Civil War statue at Gettysburg National Military Park, Pennsylvania




(also  freelance)
  1. A person who sells services to employers without a long-term commitment
  2. An uncommitted independent, as in politics or social life
  3. A medieval mercenary


I’ve made a living freelancing for so long that, like old buildings, I have almost become respectable. That’s not true, alas, in the eyes of my career-track buddies from graduate school days back in the 1970s. They became history professors, book editors, and government workers, for whom my preference for eking out a living trying to sell words and pictures sounded too … erratic. Or, as one of them put it so memorably, it’s like life in a hammock. That hurt.


Leopard yawning, South Africa

Elephant in trees, South Africa

Blue Ridge Parkway at dawn

Cannon firing at Osawatomie, Kansas

Two zebras, South Africa

Mountain bikers at Fisher Towers near Castle Valley, Utah

Wildlife at Grand Gulf Military Park near Port Gibson, Mississippi

But four trips to Vietnam between 1968 and 1974 convinced me that we don’t live forever. Then an around-the-world bike ride, instead of satisfying the desire to travel, only provided the itch to see more. Toss in a love for photography and the desire for more time to read history than even a teaching stint allowed, and I was stuck with an unstable job.


No doubt today’s economy is why I’ve had questions of late from recent college graduates interested in freelancing. I begin with the positives – that I’ve spent the last 40 years doing fun photo shoots for active-travel tour companies, travel-article research (much of it from a bike saddle) in 60 countries on five continents, and scribbled more than 300 articles and 13 books.


But then I tell them assignments are like raindrops: They come when they want to, not when you’re thirsty. That usually brings questions about staying alive as a freelancer, and I reply that it couldn’t be simpler – just marry somebody with a real job. If that isn’t in the cards, I continue, the best advice is the oldest for this business: Keep your spirits high and your expenses low.


That’s where my Forester enters the picture. I bought it new in 1999, and in the 174,000 miles since, I have lived out of it for at least two months of every year. It’s a mobile base camp that’s large enough for me to sleep in comfortably. Plus, it’s small enough to get awfully decent gas mileage for a go-in-any-season rig.
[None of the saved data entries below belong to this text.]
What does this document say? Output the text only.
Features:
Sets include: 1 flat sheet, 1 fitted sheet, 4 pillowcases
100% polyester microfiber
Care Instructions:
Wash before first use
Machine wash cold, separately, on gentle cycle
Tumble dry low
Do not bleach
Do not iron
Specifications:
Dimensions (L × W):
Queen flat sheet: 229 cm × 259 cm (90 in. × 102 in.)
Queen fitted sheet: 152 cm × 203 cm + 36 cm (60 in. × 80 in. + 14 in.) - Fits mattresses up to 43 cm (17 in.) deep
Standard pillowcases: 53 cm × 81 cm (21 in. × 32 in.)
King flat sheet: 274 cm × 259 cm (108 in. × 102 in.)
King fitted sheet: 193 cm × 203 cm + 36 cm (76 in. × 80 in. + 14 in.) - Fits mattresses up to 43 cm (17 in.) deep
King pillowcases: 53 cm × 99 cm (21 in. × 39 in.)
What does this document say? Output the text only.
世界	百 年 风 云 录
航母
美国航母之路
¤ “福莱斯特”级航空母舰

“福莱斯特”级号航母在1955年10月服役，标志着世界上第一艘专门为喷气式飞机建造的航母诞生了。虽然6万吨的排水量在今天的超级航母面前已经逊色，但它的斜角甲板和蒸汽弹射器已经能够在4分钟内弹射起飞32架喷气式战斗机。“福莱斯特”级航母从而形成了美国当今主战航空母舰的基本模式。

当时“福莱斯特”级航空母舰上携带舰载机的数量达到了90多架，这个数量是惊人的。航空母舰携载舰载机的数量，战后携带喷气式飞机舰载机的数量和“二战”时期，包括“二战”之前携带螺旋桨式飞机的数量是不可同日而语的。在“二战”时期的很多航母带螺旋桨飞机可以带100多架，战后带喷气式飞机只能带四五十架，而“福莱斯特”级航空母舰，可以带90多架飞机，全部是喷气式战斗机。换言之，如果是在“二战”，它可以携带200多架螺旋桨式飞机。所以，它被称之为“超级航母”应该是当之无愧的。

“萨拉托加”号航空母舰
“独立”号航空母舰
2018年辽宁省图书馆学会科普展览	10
My single complaint is that it’s aging more slowly than I am.


No matter where a client sends me in North America, I always – always – tell them I prefer to drive. Invariably they ask “Are you sure?” Invariably I respond, “Have you flown recently?” What they don’t think of is the genuine, close-to-the-bone pleasure of watching the world go by while on cruise control, sipping coffee and listening to some great recorded book.


Granted, cross-country travel takes longer. But freelancers – like farmers, artisans, and mothers – are task-oriented, not driven primarily by the clock. Instead of dreading a flight day and the fear of getting bumped, I look forward to the travel days. I check an atlas for the historic trails or military campaign routes I’ll cross during my trip (the subject of many of my articles), check the site, download an appropriate audible history book or two, and head out.


Who says freelancing is a job without benefits?